Climate Change
Africans have developed their farming systems to cope with an unpredictable climate over thousands of years. African farmers and livestock keepers have a variety of strategies to cope with the effects of unpredictable rainfall patterns. However most of the strategies are being challenged by a combination of climate change, population pressure and a degraded resources base.
Current climate change models predict that the drier parts of Africa will become drier and the wetter areas wetter with extreme weather events likely to increase. In recent years there have certainly been unusual patterns of more regular droughts, interspersed with high-intensity rainfall causing floods.
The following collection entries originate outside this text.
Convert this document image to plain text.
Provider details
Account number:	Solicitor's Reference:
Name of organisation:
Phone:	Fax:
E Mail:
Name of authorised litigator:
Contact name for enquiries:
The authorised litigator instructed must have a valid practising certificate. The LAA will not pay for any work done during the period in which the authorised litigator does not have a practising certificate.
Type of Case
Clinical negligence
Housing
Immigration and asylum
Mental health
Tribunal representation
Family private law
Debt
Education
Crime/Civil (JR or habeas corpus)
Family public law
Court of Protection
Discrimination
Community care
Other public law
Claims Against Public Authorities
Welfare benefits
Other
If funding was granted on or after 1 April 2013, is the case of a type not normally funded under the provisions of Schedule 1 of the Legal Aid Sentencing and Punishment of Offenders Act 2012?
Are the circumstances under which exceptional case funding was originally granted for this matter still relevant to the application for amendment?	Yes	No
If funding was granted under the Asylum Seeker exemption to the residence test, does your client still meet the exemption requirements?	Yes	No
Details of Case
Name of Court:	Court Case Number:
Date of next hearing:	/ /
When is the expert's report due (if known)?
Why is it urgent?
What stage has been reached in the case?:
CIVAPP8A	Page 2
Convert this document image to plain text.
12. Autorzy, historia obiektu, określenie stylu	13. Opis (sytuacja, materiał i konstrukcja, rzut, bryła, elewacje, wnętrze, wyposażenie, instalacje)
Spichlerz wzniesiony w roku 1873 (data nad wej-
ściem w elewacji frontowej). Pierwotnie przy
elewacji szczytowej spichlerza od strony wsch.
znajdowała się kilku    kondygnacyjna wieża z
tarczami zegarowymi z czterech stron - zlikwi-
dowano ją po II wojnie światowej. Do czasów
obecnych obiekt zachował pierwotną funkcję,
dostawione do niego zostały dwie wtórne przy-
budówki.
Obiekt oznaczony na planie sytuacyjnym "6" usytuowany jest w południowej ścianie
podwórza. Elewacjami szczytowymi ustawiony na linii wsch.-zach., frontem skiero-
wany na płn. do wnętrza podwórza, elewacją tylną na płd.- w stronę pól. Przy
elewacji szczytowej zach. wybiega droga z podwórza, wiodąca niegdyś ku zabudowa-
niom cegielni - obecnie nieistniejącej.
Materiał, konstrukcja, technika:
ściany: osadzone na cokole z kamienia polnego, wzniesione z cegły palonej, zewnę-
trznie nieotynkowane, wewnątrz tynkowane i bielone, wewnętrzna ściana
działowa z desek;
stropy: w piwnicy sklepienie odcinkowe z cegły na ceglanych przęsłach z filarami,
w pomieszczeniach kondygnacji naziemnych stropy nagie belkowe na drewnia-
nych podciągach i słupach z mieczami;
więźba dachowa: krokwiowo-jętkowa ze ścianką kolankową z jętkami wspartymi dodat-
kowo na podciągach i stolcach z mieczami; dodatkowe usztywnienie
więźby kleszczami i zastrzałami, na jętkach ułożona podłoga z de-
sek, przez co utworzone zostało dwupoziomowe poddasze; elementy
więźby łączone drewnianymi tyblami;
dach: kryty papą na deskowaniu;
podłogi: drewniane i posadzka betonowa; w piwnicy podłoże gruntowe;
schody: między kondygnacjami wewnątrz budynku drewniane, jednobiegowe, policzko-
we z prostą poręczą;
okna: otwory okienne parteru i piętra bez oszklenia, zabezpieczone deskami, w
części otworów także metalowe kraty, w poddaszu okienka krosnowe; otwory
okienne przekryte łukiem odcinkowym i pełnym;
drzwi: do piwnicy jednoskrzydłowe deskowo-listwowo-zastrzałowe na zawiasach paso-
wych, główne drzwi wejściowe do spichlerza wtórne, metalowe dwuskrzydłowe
Pastoralists are on the frontline of climate change and are particularly susceptible to the effects of more regular droughts and occasional flooding and are feeling the impact very severely.
There is increasing awareness that global warming, associated changes in precipitation, and the frequency and the severity of dramatic weather events such as droughts, hurricanes and floods are having direct and indirect effects on human and animal health. In both human and animal health, it is in the area of insect-borne diseases, that the link between climate change and disease has become most apparent. In a number of cases, insects such as ticks, midges and mosquitoes that can transmit various (viral and protozoal) diseases to animals and humans are expanding their ranges into new geographic areas.
All FARM-Africa’s programmes are helping the poorest and most vulnerable people in Africa cope and adapt to climate change in various ways. FARM-Africa also has a significant programme protecting and conserving Africa’s own indigenous forests for the benefit of both the local and global community. The Reduced Emissions from Deforestation and Degradation (REDD) programme is increasingly recognizing the real value of this resource conservation work and FARM-Africa is looking to support communities to capture some of this value to invest in their long term sustainable development.